Persetujuan ini dicapai pada the Third Conference of the Parties to the United Nations Framework Convention on Climate Change, di Kyoto, Jepang , Desember 1997. Tetapi perjajian ini belum akan berlaku sampai perjanjian ini diratifikasi oleh paling tidak 55 % dari negara yang mengemisi paling tidak 55 % enam gas rumah kaca yang menyebabkan pemanasan global.
Perjanjian meliputi 6 gas rumah kaca: karbon dioksida, methane, nitrate oksida, hidrofluorocarbon, perfluorocarbon dan sulphur hexafluoride. Di samping itu negara yang terlibat juga membuat sistem perdagangan internasional dalam emis karbon. Emisi karbon akan diperdagangkan seperti komoditas.

Arsitektur PBB dan Proteksi global biodiversitas
Beberapa intitusi atau organisasi membuat aturan atau mengelola masalah-masalah yang berkaitan dengan biodiversitas. Beberapa organisasi atau agensi memiliki paling tidak beberapa mandat. Di masa depan tatakelola lingkungan global akan tetap melibatkan organisasi multilateral, nasional dan pemerintah bersama-sama dengan kelompok masyarakat. Ini merupakan keharusan, mengingat konsep pembangunan berkelanjutan mencakup demikian banyak disiplin dan isu.

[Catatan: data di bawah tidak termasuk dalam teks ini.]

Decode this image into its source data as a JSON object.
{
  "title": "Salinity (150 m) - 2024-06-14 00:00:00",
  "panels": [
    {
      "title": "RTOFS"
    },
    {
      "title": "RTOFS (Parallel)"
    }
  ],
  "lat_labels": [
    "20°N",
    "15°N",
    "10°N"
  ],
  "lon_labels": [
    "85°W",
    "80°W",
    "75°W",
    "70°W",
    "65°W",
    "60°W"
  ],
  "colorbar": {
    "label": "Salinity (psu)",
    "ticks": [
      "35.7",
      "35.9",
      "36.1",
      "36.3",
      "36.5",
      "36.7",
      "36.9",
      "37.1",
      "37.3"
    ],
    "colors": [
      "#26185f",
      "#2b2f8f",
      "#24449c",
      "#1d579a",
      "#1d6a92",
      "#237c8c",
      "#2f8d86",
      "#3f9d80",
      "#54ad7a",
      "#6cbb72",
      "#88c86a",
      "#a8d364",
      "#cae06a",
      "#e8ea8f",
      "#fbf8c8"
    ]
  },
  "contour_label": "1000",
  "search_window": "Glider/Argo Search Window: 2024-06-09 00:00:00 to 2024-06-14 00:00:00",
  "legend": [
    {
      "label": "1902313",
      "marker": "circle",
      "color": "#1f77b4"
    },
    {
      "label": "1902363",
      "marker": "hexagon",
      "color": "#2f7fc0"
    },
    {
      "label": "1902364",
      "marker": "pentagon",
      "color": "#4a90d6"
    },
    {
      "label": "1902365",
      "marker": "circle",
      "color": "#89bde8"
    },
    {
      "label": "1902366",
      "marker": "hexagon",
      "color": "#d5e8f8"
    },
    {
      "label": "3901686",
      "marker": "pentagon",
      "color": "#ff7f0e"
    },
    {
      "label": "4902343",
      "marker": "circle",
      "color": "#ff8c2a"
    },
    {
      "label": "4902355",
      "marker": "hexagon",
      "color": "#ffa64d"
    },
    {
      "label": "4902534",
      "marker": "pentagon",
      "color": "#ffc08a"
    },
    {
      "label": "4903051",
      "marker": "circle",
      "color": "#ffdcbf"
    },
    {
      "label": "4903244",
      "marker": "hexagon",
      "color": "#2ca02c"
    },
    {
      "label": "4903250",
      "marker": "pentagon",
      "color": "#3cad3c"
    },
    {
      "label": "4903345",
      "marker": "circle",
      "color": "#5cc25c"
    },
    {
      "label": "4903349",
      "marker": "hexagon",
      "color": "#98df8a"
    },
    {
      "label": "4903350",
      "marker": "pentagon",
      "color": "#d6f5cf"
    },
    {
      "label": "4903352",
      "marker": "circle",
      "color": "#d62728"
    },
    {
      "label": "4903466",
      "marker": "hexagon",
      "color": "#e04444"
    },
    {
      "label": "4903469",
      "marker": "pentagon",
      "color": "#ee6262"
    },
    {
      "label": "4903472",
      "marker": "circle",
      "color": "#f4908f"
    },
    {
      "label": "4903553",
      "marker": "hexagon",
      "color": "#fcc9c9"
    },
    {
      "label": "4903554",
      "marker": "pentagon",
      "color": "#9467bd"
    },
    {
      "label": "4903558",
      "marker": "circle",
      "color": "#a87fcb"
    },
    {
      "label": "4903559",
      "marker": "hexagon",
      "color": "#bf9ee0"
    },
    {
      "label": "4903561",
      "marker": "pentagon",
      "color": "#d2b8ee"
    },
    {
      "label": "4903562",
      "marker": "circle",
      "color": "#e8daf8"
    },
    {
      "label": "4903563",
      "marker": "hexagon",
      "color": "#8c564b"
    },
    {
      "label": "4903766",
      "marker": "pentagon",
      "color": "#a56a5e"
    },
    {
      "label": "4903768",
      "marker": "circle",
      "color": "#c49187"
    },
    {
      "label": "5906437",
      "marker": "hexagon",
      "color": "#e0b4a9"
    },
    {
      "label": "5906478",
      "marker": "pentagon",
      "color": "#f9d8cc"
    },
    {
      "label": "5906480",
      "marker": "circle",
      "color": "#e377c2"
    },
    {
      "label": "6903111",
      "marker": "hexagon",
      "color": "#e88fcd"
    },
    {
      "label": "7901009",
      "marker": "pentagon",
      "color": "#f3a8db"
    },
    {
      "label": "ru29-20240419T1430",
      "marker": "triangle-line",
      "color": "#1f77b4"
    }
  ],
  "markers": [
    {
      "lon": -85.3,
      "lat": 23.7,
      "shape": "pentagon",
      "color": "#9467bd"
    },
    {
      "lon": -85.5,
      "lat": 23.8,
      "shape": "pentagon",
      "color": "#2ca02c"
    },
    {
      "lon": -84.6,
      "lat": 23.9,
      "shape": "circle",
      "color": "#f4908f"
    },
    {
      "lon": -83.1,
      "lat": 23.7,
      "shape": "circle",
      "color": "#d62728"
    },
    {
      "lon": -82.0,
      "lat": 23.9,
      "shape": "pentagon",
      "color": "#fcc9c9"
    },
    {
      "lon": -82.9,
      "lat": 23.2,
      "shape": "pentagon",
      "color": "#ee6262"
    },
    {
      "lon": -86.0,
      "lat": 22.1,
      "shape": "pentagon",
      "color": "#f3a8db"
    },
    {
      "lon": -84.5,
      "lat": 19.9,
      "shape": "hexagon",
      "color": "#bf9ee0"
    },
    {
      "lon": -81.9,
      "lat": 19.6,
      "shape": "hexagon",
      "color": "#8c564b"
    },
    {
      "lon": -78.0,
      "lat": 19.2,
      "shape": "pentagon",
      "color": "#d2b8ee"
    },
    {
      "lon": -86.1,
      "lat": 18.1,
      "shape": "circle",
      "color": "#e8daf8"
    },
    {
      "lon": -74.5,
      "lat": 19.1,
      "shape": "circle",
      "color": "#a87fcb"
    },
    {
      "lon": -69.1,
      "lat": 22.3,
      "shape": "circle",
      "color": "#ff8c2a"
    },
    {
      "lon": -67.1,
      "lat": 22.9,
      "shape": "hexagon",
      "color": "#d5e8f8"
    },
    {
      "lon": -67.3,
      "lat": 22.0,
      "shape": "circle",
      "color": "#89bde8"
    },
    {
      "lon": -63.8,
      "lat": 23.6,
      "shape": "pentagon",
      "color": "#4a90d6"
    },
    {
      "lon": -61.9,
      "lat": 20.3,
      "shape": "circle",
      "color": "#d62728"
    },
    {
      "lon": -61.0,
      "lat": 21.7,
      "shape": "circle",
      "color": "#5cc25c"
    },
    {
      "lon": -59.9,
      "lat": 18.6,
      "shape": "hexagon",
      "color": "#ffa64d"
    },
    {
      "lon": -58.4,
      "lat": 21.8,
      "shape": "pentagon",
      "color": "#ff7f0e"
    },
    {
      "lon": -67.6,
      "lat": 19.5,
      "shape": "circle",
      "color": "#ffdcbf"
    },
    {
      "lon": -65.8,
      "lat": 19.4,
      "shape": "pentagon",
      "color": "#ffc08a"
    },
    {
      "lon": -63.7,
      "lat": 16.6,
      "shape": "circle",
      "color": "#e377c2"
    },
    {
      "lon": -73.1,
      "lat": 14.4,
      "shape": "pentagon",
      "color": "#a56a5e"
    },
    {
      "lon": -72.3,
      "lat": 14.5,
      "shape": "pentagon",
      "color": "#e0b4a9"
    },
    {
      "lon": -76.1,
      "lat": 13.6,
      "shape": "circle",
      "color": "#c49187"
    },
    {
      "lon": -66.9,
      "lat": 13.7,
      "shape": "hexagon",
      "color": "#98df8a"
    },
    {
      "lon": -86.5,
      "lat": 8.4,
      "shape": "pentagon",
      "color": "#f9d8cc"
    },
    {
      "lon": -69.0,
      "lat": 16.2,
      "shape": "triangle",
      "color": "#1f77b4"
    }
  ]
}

Tetapi kesulitan dengan institusi internasional yang ada yang berkaitan dengan isu lingkungan adalah bahwa lembaga-lembaga ini memiliki mandat yang sempit, anggaran kecil dan dukungan terbatas. Tak ada organisasi yang memiliki otoritas atau kekuatan politik sebagai koordinator.
UNEP dipandang merupakan lembaga lingkungan internasional yang utama. Misinya adalah memfasilitasi kerjasama internasional di bidang lingkungan, menjaga masalah lingkungan tetap menjadi perhatian pemerintah.